The situation itself is difficult for everyone involved, and in fact it just is. It can't really be helped - this is what the situation is. We struck a balance - possibly a misguided one - which seemed fair but in fact (although I can only hypothesise about the other person's perception at the moment) has probably been less than helpful for both of us. I can't regret it as such. We both did what we felt was right at the time, and it's only in the doing that the consequences show. I must remember that the next time I feel crippled by indecision. It's an old truism but it's, you know, true.
My commitment to being the victim of the situation made it so bad that I lost sleep, fretted constantly and threw myself into one of those over-quoted 'dark nights of the soul' - though of course if you'd asked me yesterday, I'd have told you I'd been thrown, and it definitely wasn't my fault. Ha! It's so funny looking at it from where I am right now and so not funny when I'm wrapped up in it like tangled string. The situation hasn't changed. The approach has.

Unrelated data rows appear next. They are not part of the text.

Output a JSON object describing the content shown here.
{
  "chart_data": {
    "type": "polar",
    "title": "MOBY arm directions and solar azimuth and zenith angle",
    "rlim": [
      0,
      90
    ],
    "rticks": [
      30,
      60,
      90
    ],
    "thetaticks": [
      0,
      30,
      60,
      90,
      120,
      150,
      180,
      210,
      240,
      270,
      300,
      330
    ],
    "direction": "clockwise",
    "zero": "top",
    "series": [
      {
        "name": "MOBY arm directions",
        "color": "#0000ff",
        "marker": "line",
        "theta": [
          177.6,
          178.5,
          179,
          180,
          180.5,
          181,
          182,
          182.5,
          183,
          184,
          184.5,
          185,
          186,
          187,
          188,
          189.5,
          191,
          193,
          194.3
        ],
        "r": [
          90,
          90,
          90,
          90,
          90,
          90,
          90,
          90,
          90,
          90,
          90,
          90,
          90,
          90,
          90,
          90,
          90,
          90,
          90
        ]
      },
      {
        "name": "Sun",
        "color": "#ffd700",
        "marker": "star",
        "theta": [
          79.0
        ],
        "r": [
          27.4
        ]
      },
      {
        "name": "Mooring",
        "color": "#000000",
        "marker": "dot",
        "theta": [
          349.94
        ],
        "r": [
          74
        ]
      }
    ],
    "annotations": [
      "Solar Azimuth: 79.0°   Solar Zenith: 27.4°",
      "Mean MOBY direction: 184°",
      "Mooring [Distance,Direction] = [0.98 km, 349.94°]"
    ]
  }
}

Lovely singing man (whose name I don't seem to be able to retain even though I know him) flipped me out of it inadvertently, and a couple of other little realisations... like the fact that things not being exactly as I would like them to be (in any context) has nothing to do with right or wrong, good or bad, self-worth or the lack of it. And that old chestnut - that non-violent communication starts inside my head. If I speak to myself like as enemy I've invented, I have robbed myself of a foundation from which to be compassionate to other people. Thank you, various people, for the gifts you've given me. Rob, as so often, with acceptance and wisdom; Ruth, with laughter, proscuitto muffins and more; Nicole, so generous; lovely singing man; people whose naming feels weird and possibly misinterpretable, so I won't, but I am grateful. Phooo. That's better.